SInce you didn’t implement 2 arg hash in code that uses it (like Dict
) that falls back to the default hash which uses objectref, and so they hash differently
julia> hash(n_1, UInt(0))
0x416534e228463c4d
julia> hash(n_2, UInt(0))
0x65ee65d3463e8fcc
You need to implement 2 argument hash
.
(don’t implement 1 argument hash)
e.g.
Base.hash(n::Node, h::UInt) = sum(hash, children(n); init=h)

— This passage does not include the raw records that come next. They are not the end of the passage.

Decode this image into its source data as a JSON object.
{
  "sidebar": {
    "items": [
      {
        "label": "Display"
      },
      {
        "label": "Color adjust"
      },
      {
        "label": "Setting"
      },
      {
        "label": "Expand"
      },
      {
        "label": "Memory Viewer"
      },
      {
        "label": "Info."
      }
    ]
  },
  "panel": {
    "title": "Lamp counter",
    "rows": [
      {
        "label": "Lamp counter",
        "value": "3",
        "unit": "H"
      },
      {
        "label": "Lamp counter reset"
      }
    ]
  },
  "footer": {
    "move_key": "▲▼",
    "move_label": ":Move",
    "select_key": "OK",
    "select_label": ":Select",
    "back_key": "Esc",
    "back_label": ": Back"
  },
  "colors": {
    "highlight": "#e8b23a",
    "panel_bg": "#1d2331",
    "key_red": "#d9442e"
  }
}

(I am a little dubious of using sum
in hash and would consider reduce(xor
, but that is another discussion)
2 Likes
That seems to work. Thanks!
Note that your hash function ignores ordering (and the type itself) whereas the equality predicate cares about it — this may cause more hash collisions than you’d otherwise expect. Rather than sum
or reduce(xor
, you might want to reduce with the hash
function itself:
Base.hash(n::Node, h::UInt) = reduce((h,x)->hash(x,h), children(n); init=hash(Node, h))
2 Likes
Thanks for pointing this out. I’m not sure what ordering means here. Does it mean something like hash(n_1) < hash(n_2)
implies n_1 < n_2
?
No, I mean the positioning of the child nodes in the .children
vector. Your equality predicate defers to vector equality — which cares not just about the elements, but also the positions in which they appear. Taking the sum
(or xor
) of all the children’s hashes is a commutative operation, so it doesn’t care about positioning. Reducing over hash
fixes that… but in fact, you might as well just defer to the array’s hash implementation instead of re-inventing the wheel. Then it’s just:
Base.hash(n::Node, h::Uint) = hash(n.children, hash(Node, h))
The ordering makes sense and the hash does look like a better idea.